To było dziesięć dni niepodobnych do innych w polskim życiu muzycznym. W tak krótkim czasie odbyła się w Operze Krakowskiej pierwsza w dziejach tego miasta premiera dramatu Richarda Wagnera (wybrano „Tannhäusera"), a warszawska publiczność mogła poznać dwie interpretacje najwspanialszej w dziejach muzycznej historii miłosnej – „Tristana i Izoldy" – w Filharmonii Narodowej i w Operze Narodowej.
Likwidujemy w ten sposób istotną lukę w znajomości światowego dziedzictwa. Można Wagnera nie lubić, ale należy poznać. Jego muzyka przestała już być obciążona bagażem politycznych konotacji, które sprawiły, że w PRL, na Ziemiach Odzyskanych, nie wolno było inscenizować Niemca z Bayreuth. Odium ciążyło na nim nawet po transformacji: gdy w 2001 r. Opera Śląska wystawiła „Tannhäusera", zaśpiewano go po polsku.
Orkiestry górą
Czas podejrzliwego stosunku do Wagnera mamy chyba za sobą i teraz, co ważne, sami próbujemy się z nim zmierzyć. A we wszystkich czerwcowych wydarzeniach zaskakująco wysoki poziom zaprezentowały polskie orkiestry.

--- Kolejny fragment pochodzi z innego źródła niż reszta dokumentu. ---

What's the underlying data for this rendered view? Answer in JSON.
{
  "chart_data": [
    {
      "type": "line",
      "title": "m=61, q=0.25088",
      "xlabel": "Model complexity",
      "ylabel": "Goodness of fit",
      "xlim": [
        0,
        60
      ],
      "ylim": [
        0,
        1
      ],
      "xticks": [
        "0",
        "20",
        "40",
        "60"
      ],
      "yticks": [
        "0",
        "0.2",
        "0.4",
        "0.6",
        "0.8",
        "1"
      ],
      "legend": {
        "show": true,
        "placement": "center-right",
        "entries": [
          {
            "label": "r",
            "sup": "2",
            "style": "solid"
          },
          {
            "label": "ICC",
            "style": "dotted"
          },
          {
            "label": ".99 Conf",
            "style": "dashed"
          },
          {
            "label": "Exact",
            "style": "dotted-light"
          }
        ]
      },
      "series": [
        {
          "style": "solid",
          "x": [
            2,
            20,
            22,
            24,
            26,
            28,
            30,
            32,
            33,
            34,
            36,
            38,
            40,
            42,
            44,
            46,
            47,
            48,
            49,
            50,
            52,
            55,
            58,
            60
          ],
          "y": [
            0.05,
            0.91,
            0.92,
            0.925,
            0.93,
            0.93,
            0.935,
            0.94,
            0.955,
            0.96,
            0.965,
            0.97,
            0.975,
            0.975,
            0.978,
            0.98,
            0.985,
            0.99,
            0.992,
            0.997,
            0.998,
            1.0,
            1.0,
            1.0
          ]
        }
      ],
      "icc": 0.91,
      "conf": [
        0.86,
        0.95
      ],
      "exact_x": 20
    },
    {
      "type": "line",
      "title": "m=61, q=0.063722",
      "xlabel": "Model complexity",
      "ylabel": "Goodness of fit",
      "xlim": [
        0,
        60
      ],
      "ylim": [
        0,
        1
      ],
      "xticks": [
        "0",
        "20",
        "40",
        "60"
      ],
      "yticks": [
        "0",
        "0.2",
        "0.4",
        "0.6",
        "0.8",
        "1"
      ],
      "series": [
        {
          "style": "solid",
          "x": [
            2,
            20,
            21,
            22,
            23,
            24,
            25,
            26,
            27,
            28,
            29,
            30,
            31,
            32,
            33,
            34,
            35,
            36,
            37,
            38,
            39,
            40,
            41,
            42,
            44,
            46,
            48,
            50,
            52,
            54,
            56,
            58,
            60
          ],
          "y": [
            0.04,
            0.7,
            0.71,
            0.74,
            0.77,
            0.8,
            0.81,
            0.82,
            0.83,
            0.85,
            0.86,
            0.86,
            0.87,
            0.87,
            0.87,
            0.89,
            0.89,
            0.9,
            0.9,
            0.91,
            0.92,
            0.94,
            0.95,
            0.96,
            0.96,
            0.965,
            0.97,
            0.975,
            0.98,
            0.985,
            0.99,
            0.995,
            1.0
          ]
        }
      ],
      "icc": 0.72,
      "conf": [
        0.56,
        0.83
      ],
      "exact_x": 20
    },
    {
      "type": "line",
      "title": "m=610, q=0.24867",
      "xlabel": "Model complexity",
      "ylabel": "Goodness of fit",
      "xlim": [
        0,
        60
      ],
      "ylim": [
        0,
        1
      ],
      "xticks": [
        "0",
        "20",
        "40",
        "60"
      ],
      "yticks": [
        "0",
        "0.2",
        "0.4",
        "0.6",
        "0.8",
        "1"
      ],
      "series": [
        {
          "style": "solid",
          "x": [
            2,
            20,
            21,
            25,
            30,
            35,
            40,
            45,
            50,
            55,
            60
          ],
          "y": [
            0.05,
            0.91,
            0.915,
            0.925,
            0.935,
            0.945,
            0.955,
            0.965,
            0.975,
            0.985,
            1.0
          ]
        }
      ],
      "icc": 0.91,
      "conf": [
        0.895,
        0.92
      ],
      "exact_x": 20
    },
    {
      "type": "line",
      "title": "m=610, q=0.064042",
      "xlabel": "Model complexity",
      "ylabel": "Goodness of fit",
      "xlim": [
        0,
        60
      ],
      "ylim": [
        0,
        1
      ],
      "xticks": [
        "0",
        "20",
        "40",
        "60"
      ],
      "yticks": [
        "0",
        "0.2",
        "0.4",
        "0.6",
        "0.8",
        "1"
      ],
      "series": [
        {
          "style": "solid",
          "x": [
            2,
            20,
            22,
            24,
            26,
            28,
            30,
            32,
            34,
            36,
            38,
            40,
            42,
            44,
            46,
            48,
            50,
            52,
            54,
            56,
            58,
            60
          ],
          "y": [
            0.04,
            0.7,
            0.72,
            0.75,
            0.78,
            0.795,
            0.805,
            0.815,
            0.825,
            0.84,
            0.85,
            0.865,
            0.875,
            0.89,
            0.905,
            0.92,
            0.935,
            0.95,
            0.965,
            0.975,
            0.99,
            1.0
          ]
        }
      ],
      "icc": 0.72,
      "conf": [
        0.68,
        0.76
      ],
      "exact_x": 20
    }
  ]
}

W Filharmonii Narodowej Jacek Kaspszyk dał wręcz autorską wersję „Tristana i Izoldy", przemyślaną od początkowego wstępu, zagranego w tempie spowolnionym do granic możliwości. Inna była interpretacja Stefana Soltesza, jej atutem była precyzja oraz soczyste brzmienie orkiestry Opery Narodowej, która stała się współkreatorem dramaturgii spektaklu. Ten zespół jeszcze kilka lat temu nie byłby w stanie się zmierzyć z tak skomplikowaną partyturą.
Dobrze zaprezentowała się w „Tannhäuserze" orkiestra Opery Krakowskiej pod wodzą Tomasza Tokarczyka. Kraków ambitnie postanowił zrealizować premierę wyłącznie własnymi siłami. Cała obsada starannie przygotowała swoje partie od strony wokalnej. Zabrakło tylko jednego: śpiewania ze zrozumieniem.